Hello , Just got my 53 plate Aver silver 225 a few weeks ago and love it !

My only problem is that since i checked the oil a week and a bit ago the oil level on the dip stick has moved from full to half way. Is this normal ?


----------



## qooqiiu (Oct 12, 2007)

I know its an obvious question....

Did you check it on dead level ground?


----------



## deca (Apr 4, 2008)

qooqiiu said:


> I know its an obvious question....
> 
> Did you check it on dead level ground?


Sorry should have said , i have tested in two places that appear as level as i can find


----------



## Aussie_TT (Jan 30, 2008)

This may sound daft but how long did you let the car sit before you checked it again?

I had a suspected oil issue where the stealers told me it was reasonable for the engine to burn a litre of oil in 1000 miles. Load of tosh. What they had done was supposedly service the car and didnt do the oil or oil filter. After arguing their point, and me pointing out that their 12 month guarntee on the car would cover the new engine should it die, they changed the oil and filter and amazingly  in 2000 miles its used about a quarter of the measure in the check mark area of the dipstick, not the whole measure of the dipstick which they suggested should have happened in half the distance.


----------



## deca (Apr 4, 2008)

Aussie_TT said:


> This may sound daft but how long did you let the car sit before you checked it again?.

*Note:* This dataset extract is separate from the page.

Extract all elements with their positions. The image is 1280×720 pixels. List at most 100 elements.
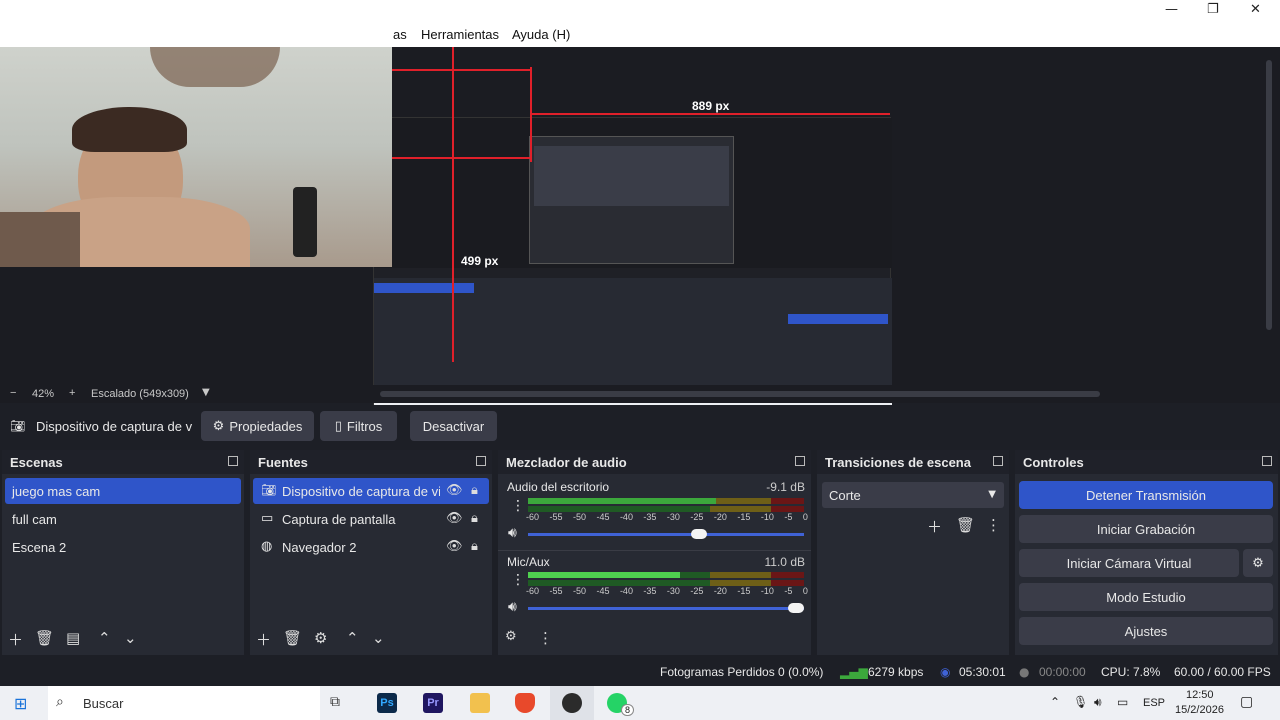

Yeah, first time about 4 hours then 1 hour after in a differnt part of the car park


----------



## qooqiiu (Oct 12, 2007)

Back to your original question..

Some members cars use a fare bit, the *vast majority *hardly use any at all. In 20,000 miles ive used about 1 /half litres in top ups. I check the level every week, and always keep it right at the max mark. Only on one occasion have i noticed it drop significantly, this was one weekend where i did about 500 miles mostly high speed motorway stuff. It dropped from the max mark to about half way on the scored area of the dip stick.

Just keep an eye on it.


----------



## deca (Apr 4, 2008)

Thanks , as i brought it from an audi main dealer with warranty do you think its worth mentioning ?


----------



## qooqiiu (Oct 12, 2007)

Certainly you could query it.

You will probably be told its usual for the 1.8t to consume oil. I forget just what Audi`s acceptable consumption is for oil, but it a lot!


----------



## Hark (Aug 23, 2007)

TT Handbook also says 1l for 1000 miles I think.

I was also told oil reservoir holds 4 L? So if they killed it up you wouldn't expect it to be empty after 2k miles as that would be 2L per 1000miles.

So 1/4 of the measure it used 1 L per 2000miles.


----------



## Whitter45 (Sep 21, 2005)

yes audi seem to think that 1 litre very 1000 miles i acceptable

Mine never used a drop although my mates remapped S3 used a fair bit but an excessive amount

Going slightly off topic a lad at work has an A3 1.0 TDi 140 and its uses 1 litre every 1000 miles - audi state this is fine


----------